Many marriages in those days were arranged when the participants were very young...would they necessarily be called off should one or the other wish to devote themselves to God? A single woman would have difficulty supporting herself, a older man would need a helpmate. Not every marriage in those days resulted in children for a variety of reasons. Not to mention the fact that men were allowed multiple wives.
Celibacy was also embraced by the Jews, either temporarily or permanently, as an adjunct to devotion to God. “And Moses came down from the mount to the people, and sanctified them. And when they had washed their garments, [15] He said to them: Be ready against the third day, and come not near your wives.”
Paul says: Now concerning the thing whereof you wrote to me: It is good for a man not to touch a woman. [2] But for fear of fornication, let every man have his own wife, and let every woman have her own husband.
Of course we don’t know the details of the marriage arranged between Mary and Joseph, except that they did abstain at least until after Jesus was born, but I do believe an agreed celibate marriage is a reasonable possibility.
Love,
O2
But this is extra-ordinary claim, requiring extra-ordinary proof.

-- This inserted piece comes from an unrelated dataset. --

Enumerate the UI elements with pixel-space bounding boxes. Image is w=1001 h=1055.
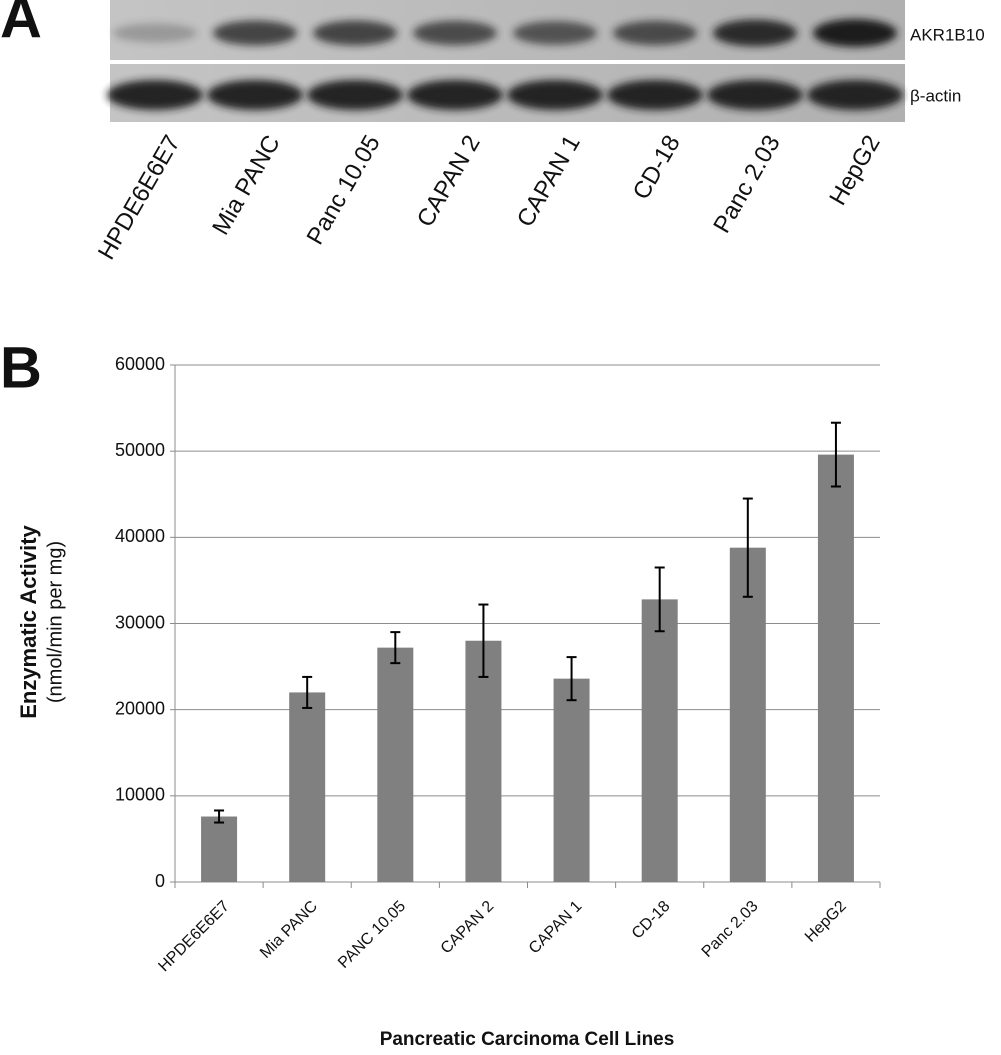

The text does not support this claim; in fact, the plain reading seems to present the opposite claim, and only by using the less frequently used meaning of “until” is this extra-ordinary claim even possible.
Also, how is her perpetual virginity relevant to a believer’s salvation?
Conjecture is not Scripture. It's only the same kind of reasonings that leave one spiritually afloat and lost without the compass that points truly to Jesus and security forever.
Don't waste your time on this kind of thing.
Mary did have more children, and at least some of them were influential in the days when the literature of the New Covenant was being written. The Book of James, her son, half-brother to Jesus, was one of the earliest letters sent to the churches, warning them of imposters.
The same kind of imposters are mightily active today, and need sharp, decisive reproof.